I know that I can use the sample() function to shuffle the columns of the data frame, and the max() function to identify the maximum t-stat value, but I can't figure out how to put them together to achieve a workable code.
You are trying to generate empiric p-values, corrected for the multiple comparisons you are making because of the multiple columns in your data. First, let's simulate an example data set:
# Simulate data
n.row = 100
n.col = 10
set.seed(12345)
group = factor(sample(2, n.row, replace=T))
data = data.frame(matrix(rnorm(n.row*n.col), nrow=n.row))
Calculate the Wilcoxon test for each column, but we will replicate this many times while permuting the class membership of the observations. This gives us an empiric null distribution of this test statistic.
# Re-calculate columnwise test statisitics many times while permuting class labels
perms = replicate(500, apply(data[sample(nrow(data)), ], 2, function(x) wilcox.test(x[group==1], x[group==2], exact=F, alternative="two.sided", correct=T)$stat))
Calculate the null distribution of the maximum test statistic by collapsing across the multiple comparisons.
# For each permuted replication, calculate the max test statistic across the multiple comparisons
perms.max = apply(perms, 2, max)
By simply sorting the results, we can now determine the p=0.05 critical value.
# Identify critical value
crit = sort(perms.max)[round((1-0.05)*length(perms.max))]

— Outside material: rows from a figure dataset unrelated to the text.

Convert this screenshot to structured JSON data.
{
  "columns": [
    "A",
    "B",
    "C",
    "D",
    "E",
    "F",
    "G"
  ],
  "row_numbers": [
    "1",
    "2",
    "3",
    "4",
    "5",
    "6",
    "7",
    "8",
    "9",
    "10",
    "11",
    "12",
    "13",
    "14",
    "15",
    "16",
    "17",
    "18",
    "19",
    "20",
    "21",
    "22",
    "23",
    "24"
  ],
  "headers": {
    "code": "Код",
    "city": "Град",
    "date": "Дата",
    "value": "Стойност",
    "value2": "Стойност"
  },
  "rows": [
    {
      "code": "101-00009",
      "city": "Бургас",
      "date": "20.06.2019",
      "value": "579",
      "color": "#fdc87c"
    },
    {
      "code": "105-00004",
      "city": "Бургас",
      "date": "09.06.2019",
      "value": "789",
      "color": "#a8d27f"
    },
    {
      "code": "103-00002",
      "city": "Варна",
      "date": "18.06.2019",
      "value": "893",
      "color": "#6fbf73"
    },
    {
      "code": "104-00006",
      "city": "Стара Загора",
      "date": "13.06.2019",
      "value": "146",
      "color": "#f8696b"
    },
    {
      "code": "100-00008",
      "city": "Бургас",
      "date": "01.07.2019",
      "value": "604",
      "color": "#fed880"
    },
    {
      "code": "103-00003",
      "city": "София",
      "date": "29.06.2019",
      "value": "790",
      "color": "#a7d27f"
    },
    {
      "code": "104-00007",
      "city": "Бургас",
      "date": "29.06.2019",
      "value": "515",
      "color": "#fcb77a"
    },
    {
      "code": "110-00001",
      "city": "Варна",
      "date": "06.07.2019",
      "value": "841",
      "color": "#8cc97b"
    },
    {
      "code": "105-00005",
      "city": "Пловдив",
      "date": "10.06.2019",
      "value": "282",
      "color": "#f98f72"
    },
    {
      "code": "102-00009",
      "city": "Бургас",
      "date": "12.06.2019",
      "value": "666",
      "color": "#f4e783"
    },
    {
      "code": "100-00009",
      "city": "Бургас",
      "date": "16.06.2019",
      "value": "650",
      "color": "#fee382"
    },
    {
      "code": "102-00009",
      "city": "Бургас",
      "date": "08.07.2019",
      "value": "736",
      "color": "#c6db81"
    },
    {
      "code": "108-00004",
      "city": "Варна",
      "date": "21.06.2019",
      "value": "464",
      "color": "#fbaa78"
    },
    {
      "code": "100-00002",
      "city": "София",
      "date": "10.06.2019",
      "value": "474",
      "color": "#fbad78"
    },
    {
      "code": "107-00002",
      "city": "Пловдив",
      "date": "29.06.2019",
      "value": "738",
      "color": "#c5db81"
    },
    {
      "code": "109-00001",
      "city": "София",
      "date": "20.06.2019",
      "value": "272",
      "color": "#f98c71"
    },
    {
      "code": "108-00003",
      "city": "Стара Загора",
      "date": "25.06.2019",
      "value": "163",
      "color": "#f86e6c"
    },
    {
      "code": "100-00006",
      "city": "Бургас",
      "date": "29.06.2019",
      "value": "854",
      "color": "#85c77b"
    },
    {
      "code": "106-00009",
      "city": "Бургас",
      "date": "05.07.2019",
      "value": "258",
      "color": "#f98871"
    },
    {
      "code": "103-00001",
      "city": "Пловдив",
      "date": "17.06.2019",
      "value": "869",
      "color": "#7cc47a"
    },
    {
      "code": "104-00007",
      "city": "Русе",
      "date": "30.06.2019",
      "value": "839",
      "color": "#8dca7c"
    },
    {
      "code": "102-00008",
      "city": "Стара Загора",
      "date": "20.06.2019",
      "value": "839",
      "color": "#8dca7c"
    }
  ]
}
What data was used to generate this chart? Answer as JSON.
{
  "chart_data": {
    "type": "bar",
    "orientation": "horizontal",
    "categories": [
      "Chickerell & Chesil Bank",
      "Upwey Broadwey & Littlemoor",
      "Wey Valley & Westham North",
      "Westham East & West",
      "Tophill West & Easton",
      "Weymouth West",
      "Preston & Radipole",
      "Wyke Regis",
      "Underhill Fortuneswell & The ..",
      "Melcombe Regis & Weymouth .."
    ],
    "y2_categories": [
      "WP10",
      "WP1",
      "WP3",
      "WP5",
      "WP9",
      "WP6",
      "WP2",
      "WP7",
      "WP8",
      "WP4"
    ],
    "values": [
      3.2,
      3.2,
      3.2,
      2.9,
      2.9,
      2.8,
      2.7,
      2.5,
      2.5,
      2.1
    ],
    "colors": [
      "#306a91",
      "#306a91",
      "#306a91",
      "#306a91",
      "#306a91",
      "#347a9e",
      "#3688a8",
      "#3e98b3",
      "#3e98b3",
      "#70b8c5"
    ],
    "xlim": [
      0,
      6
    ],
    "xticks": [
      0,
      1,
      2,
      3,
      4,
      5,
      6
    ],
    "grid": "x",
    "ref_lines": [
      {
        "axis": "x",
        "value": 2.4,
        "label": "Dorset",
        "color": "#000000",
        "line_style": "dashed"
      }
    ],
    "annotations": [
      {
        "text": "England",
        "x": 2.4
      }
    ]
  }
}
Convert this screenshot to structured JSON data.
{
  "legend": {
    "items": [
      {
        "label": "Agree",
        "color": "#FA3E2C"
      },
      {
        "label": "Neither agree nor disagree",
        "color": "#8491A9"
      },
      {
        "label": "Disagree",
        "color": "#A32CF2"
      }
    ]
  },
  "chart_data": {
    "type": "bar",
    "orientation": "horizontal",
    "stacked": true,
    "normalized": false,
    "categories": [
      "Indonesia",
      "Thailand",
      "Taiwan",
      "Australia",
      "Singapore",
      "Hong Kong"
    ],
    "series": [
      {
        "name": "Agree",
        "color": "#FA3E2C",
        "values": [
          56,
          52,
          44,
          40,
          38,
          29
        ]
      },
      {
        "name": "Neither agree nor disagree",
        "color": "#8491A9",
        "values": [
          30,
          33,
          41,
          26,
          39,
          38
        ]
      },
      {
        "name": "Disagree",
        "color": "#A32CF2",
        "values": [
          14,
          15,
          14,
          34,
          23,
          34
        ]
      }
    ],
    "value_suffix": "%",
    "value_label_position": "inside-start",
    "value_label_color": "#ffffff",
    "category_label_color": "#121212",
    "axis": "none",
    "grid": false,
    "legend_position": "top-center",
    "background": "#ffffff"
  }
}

We can also plot our distribution along with the critical value.
# Plot
dev.new(width=4, height=4)
hist(perms.max)
abline(v=crit, col='red')
Finally, comparing a real test statistic to this distribution will give you an empiric p-value, corrected for multiple comparisons by controlling the family-wise error to p<0.05. For example, let's pretend a real test stat was 1600. We could then calculate the p-value like:
> length(which(perms.max>1600))/length(perms.max)
[1] 0.074